Last but not least, all PHP functions must return acceptable data to the code that called them. The tricky part of this apparently superfluous statement is the fact that the meaning of acceptable depends on the whole script, and it may be different at any time. Here is a very dumb, but effective example of what we mean:
function subtraction($A, $B) { $diff = $A - $B; return($diff); } $C = 1/subtraction(3, 3); // ERROR! Division by Zero! $D = 1/(1 - subtraction(3,3);
Although calculating $C will make the script crash, calculating (with the same operands), $D will not. The point is that before doing anything with a variable, you should check that it has an acceptable value. In the example above, this would mean assigning the subtraction result to an auxiliary variable and proceeding with the division only if it is non-null.

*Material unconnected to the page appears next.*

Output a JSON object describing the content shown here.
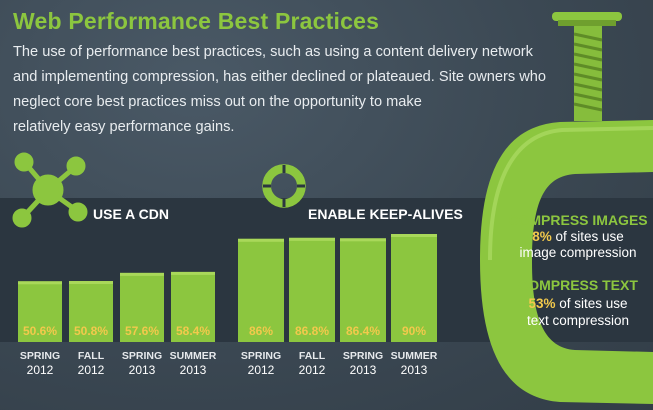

It is even more important to check return values from system calls, that is, the built-in functions provided to allow interaction with external processes and files. Should you forget to check a return value, data could be thrown away without anyone noticing, as in this example:
<?php $HANDLE = fopen("newuser.txt","w")); // open a file fwrite($HANDLE, "New User Data"); // write to it ?>
If fopen fails (because, for example, the disc is full or you had no permission to write) the New User Data is lost for good. Before writing, check that $HANDLE is not null:
<?php if (!$HANDLE = fopen("newuser.txt","w")) { die "File access failed: newuser.txt"; } fwrite($HANDLE, "New User Data"); ?>
Happy PHP coding!
Marco Fioretti is a hardware systems engineer interested in free software both as an EDA platform and, as the current leader of the RULE Project, as an efficient desktop. Marco lives with his family in Rome, Italy.